Prosecutors say Moussaoui was to have been the 20th hijacker
This is despite a court ruling allowing the interview.
Defendent Zacarias Moussaoui, who is acting as his own attorney, argues that allowing him to interview al-Qaeda suspect Ramzi Binalshibh is crucial to proving his own innocence.
The Virginia judge handling the case agreed to the interview in principle but the prosecution is contesting her decision on the grounds of protecting the "nation's security at a time of war".
The judge concluded that a satellite link-up interview, to be played during a trial, could shed light on Mr Moussaoui's contention that he was not part of the 11 September conspiracy.
But on Monday federal prosecutors reaffirmed that they will not produce Mr Binalshibh for questioning under any circumstances.
They acknowledge that this may lead to the case being dismissed.
US Attorney Paul McNulty said the interview with Mr Binalshibh would "necessarily result in the unauthorised disclosure of classified information".
"Such a scenario is unacceptable to the government, which not only carries the responsibility of prosecuting the defendant, but
also of protecting this nation's security at a time of war with an enemy who has already murdered thousands of our citizens."
The prosecutors also asked the judge to postpone any action pending a ruling by a higher court on their appeal.
It is thought that if the government is forced to allow Mr Moussaoui access to Mr Binalshibh, it may decide to drop the criminal charges and try him before a military tribunal.
Mr Moussaoui, a French national of Moroccan origin, is the only person in America charged in connection with attacks on the World Trade Center and the Pentagon on 11 September 2001.
The indictment charges that - like the hijackers - he was an al-Qaeda loyalist who had bought flight manuals and cockpit videos.

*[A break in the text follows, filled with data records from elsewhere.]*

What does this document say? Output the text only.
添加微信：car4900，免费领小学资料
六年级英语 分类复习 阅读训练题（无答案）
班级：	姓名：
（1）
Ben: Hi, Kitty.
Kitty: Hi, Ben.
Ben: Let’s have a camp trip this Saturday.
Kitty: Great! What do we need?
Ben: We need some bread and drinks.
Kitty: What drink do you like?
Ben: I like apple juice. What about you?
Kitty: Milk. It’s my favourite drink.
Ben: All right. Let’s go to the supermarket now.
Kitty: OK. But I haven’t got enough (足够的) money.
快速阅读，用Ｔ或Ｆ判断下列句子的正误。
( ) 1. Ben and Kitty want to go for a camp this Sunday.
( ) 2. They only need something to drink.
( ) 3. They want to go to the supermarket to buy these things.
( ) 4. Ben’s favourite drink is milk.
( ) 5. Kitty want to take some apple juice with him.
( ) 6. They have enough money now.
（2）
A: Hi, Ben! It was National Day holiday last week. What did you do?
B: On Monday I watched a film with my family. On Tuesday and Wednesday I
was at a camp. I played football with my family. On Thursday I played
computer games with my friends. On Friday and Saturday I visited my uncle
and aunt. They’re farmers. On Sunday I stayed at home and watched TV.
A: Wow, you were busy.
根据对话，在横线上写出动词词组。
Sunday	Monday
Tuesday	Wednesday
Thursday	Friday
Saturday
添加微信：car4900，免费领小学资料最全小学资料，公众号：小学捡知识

Ramzi Binalshibh is being held at a secret location
He is alleged to have received funds from Ramzi Binalshibh, an alleged al-Qaeda operative in Germany who is also believed to have funded the hijackers.
Prosecutors say Mr Moussaoui would have been the 20th hijacker, had he not been arrested in August 2001 - when the flying lessons he was taking in Minnesota aroused suspicion.
Mr Moussaoui admits to being a member of al-Qaeda, but denies being part of the 11 September attacks.
If found guilty he could face the death penalty.
Mr Binalshibh was himself captured last September in Pakistan, and is being held at a secret location.